# Uncoupling ?



## neil benjamin (Dec 22, 2011)

Magnets ? Or manual tool ? 

What's the general flavor these days ?


----------



## shaygetz (Sep 23, 2007)

I use those long sandwich toothpicks or bamboo skewers...cheap, reliable and plentiful. Poke between the knuckles with the point and twist clockwise.


----------



## DonR (Oct 18, 2012)

Probably most of us use Shay's 'hand of god' (HOG) method of
uncoupling knuckle couplers. I have the super magnets under
most of my spur and yard tracks, but inevitably,I'll want to
uncouple where there is none.

My most active yard has them.

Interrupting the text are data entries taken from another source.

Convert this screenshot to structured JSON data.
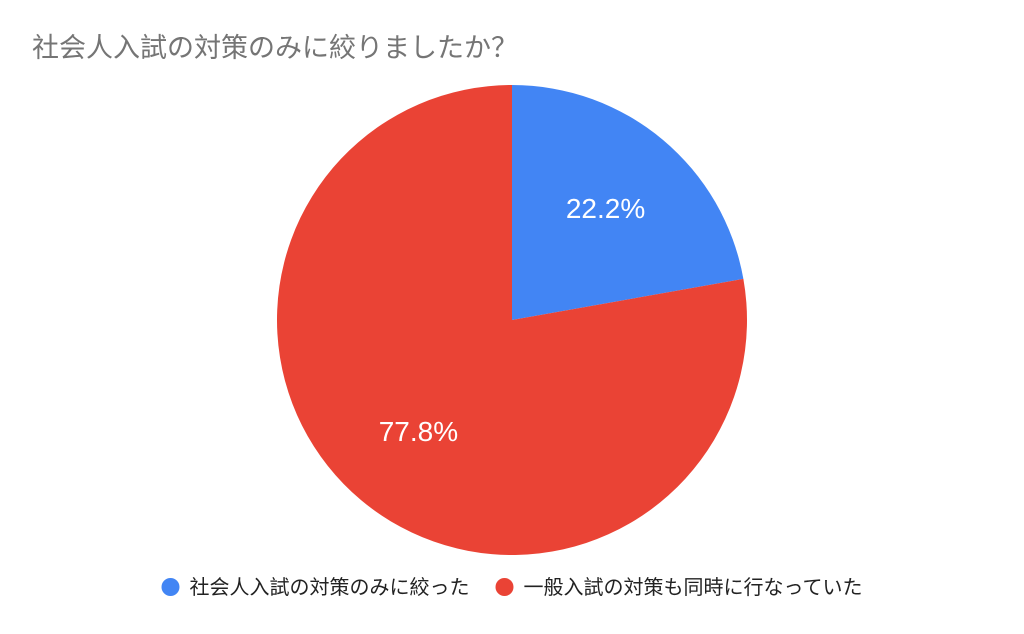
{
  "chart_data": {
    "type": "pie",
    "title": "社会人入試の対策のみに絞りましたか？",
    "labels": [
      "社会人入試の対策のみに絞った",
      "一般入試の対策も同時に行なっていた"
    ],
    "values": [
      22.2,
      77.8
    ],
    "value_labels": [
      "22.2%",
      "77.8%"
    ],
    "colors": [
      "#4285f4",
      "#ea4335"
    ],
    "start_angle_deg": 0,
    "direction": "clockwise",
    "legend_position": "bottom",
    "label_color": "#ffffff",
    "title_color": "#757575",
    "legend_text_color": "#222222"
  }
}
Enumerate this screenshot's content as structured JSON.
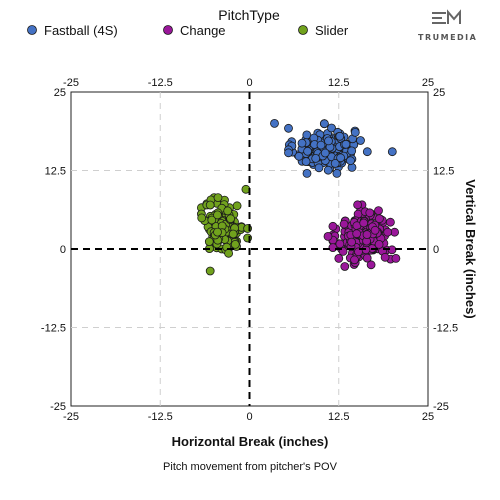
{
  "brand": {
    "name": "TRUMEDIA"
  },
  "chart_data": {
    "type": "scatter",
    "subtitle": "Pitch movement from pitcher's POV",
    "xlabel": "Horizontal Break (inches)",
    "ylabel": "Vertical Break (inches)",
    "xlim": [
      -25,
      25
    ],
    "ylim": [
      -25,
      25
    ],
    "x_ticks": [
      "-25",
      "-12.5",
      "0",
      "12.5",
      "25"
    ],
    "y_ticks": [
      "25",
      "12.5",
      "0",
      "-12.5",
      "-25"
    ],
    "grid": true,
    "legend": {
      "title": "PitchType",
      "placement": "top"
    },
    "series": [
      {
        "name": "Fastball (4S)",
        "color": "#4472c4",
        "center": [
          10.5,
          16
        ],
        "spread": [
          2.8,
          2.2
        ],
        "count": 170,
        "points": [
          [
            3.5,
            20
          ],
          [
            20,
            15.5
          ],
          [
            16.5,
            15.5
          ]
        ]
      },
      {
        "name": "Change",
        "color": "#9a179a",
        "center": [
          16,
          2
        ],
        "spread": [
          2.4,
          2.8
        ],
        "count": 200,
        "points": [
          [
            11,
            2
          ],
          [
            20.5,
            -1.5
          ],
          [
            12.5,
            -1.5
          ]
        ]
      },
      {
        "name": "Slider",
        "color": "#71a21d",
        "center": [
          -3.5,
          3.5
        ],
        "spread": [
          1.8,
          2.6
        ],
        "count": 150,
        "points": [
          [
            -5.5,
            7
          ],
          [
            -0.5,
            9.5
          ],
          [
            -5.5,
            -3.5
          ]
        ]
      }
    ]
  }
}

But I find
that I can use the HOG as I sit facing the lead, uncouple, then. offsetting
the knuckles so they don't recouple, push the car to it's destination
in the yard.

The key to making your own HOG wand is to file or grind one end to
a tiny flat 'point' that will fit into the small space where the knuckles
are interlocked. Once in, a twist will open the knuckles.
It does take practice tho...and some couplers will be be stubborn.

Don


----------



## CTValleyRR (Jul 26, 2014)

As with so many things in this hobby, there is no right answer, just what works for the individual.

Personally, I prefer the handheld variety for their ease of construction and versatility. I tried the Rix magnetic uncouplers, but found I prefer a grocery store bamboo skewer. I cut them in hal and use a 3" length of 3/8" dowel to make a handle.


----------



## Cycleops (Dec 6, 2014)

I prefer magnets. They aren't always going perfectly but I like the hands off approach as opposed to the HOG.


----------



## shaygetz (Sep 23, 2007)

I have a Rix Pix...the trouble is that I use a lot of vintage equipment with steel hand rails and ladders that make for interesting uncoupling moves when one of those magnets grabs a detail.


----------